The first Nano - the world's cheapest car - is expected to roll out of the Tata Group's Rs 2,000 crore (Rs 20 billion/$3.86 billion) Sanand plant in Gujarat by end 2010, company officials said on Monday.
Work is on at full swing at the project site in Sanand, about 45 km from Ahmedabad, with the construction of plant buildings using pre-engineered steel structures for the ancillary units spread in an area of 65,000 square metres already underway.
Ahmedabad-based pre-engineered steel structure building manufacturer Phenix Varco Pruden had been given the Rs 50 crore (Rs 500 million/$9.66 million) contract for constructing the paint shop and the ancillary plant buildings. The entire work is targeted to be completed by end of this month (March 2009), the officials said.
Nearly 4,000 tonnes of steel components would be used in the construction of the buildings, which are designed with a heavy load bearing capacity with a mainframe structure supporting the entire load. The ancillary plants would be of various sizes as different units would have specific kind of requirements, the officials said.

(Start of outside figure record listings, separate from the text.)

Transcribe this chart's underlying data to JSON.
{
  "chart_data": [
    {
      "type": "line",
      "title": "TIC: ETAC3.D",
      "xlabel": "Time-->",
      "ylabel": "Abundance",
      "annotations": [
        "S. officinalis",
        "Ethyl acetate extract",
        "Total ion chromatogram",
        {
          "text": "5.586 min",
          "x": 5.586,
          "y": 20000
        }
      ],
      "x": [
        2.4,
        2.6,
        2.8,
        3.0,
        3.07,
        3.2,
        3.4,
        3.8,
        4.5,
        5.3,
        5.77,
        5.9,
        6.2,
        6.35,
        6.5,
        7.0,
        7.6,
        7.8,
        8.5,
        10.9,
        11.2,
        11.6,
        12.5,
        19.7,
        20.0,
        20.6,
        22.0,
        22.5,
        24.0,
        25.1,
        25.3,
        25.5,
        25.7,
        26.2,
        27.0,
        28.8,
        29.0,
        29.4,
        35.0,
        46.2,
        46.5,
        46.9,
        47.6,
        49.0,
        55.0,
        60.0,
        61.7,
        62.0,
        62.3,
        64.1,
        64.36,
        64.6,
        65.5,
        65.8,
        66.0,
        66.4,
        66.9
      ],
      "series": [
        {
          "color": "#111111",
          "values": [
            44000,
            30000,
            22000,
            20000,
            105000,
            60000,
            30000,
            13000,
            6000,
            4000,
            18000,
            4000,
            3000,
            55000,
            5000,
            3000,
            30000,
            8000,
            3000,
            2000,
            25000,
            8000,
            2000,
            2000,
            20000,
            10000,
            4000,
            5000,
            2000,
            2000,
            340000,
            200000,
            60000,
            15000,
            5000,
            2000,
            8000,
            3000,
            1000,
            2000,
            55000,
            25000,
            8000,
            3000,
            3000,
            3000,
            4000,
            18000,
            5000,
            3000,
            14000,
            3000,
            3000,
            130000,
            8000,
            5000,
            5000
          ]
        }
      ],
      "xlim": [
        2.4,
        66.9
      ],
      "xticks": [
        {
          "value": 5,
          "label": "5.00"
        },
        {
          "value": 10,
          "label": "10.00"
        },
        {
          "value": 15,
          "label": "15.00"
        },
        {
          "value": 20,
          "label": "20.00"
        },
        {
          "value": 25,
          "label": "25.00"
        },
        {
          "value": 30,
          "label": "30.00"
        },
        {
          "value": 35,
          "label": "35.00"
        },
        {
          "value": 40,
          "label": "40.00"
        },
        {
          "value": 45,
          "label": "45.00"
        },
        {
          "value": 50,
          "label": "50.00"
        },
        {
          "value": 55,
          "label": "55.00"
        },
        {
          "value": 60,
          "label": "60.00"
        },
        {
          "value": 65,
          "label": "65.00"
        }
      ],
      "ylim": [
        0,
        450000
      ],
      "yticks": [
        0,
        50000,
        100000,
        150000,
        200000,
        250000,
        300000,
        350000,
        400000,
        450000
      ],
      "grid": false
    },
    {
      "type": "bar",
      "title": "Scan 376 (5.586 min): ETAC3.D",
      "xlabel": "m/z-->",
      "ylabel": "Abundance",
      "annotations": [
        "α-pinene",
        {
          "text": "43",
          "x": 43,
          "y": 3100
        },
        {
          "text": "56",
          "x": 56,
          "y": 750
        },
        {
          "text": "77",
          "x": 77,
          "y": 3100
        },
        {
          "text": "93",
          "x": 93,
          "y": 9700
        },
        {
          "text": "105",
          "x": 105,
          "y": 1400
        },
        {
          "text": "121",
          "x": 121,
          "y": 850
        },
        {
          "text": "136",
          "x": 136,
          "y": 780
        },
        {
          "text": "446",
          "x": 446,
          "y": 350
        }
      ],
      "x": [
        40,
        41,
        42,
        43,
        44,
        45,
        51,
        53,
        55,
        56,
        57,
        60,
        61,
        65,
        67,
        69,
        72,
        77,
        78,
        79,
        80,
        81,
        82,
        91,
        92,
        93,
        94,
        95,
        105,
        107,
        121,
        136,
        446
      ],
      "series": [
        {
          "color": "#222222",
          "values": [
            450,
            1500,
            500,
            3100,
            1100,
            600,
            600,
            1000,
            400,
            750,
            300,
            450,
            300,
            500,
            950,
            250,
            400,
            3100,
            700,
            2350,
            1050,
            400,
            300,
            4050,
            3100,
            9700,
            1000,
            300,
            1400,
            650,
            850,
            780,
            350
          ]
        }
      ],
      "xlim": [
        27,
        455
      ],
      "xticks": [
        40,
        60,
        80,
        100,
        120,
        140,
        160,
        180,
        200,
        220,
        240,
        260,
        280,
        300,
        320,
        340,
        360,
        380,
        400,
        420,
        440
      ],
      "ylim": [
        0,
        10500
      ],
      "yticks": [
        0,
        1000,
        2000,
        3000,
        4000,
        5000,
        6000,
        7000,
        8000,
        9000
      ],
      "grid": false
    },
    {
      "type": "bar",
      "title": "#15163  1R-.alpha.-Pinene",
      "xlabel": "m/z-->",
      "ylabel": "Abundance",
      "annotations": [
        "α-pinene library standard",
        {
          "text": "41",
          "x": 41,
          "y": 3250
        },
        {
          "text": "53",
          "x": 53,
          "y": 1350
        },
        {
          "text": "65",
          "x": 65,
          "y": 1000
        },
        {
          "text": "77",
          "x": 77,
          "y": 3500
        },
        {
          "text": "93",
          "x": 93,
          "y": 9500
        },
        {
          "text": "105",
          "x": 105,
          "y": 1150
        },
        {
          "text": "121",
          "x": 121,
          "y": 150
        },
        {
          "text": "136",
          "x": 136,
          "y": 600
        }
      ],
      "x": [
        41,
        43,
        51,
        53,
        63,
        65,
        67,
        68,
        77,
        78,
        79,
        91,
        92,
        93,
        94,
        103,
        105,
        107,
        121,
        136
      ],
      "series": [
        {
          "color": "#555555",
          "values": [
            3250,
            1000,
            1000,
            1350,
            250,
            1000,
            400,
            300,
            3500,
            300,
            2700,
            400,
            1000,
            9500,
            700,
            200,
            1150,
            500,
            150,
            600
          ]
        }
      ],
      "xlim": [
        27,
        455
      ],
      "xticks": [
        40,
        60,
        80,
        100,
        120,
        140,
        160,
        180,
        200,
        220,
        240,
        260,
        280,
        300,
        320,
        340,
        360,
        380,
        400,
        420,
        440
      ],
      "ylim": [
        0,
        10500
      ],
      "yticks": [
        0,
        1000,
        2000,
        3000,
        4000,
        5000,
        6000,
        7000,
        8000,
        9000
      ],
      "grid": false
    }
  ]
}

The work of shifting the various components of the unfinished plant at Singur in West Bengal would take almost a year given the the distance involved and the complex nature of the machinery and the plant components to be dismantled from the Singur site where the company had invested close to Rs 1,500 crore (Rs 15 billion/$2.9 billion), the officials added.
Tata had announced shifting of the Nano project site from West Bengal October 2008 following the campaign launched by Mamata Banerjee-led Trinamool Congress against the setting up of the small car project at Singur. The Tata Group finally zeroed on Gujarat after evaluating the possibility of setting up the plant for the small car in Maharashtra, Uttarakhand, Karnataka and Andhra Pradesh.
The Narendra Modi government allocated 1,100 acres of land at Sanand, close to national highway number 8 which goes to the Kandla, Mundhra and Dholera ports. The Nano plant in Sanand is expected to produce 250,000 cars per annum.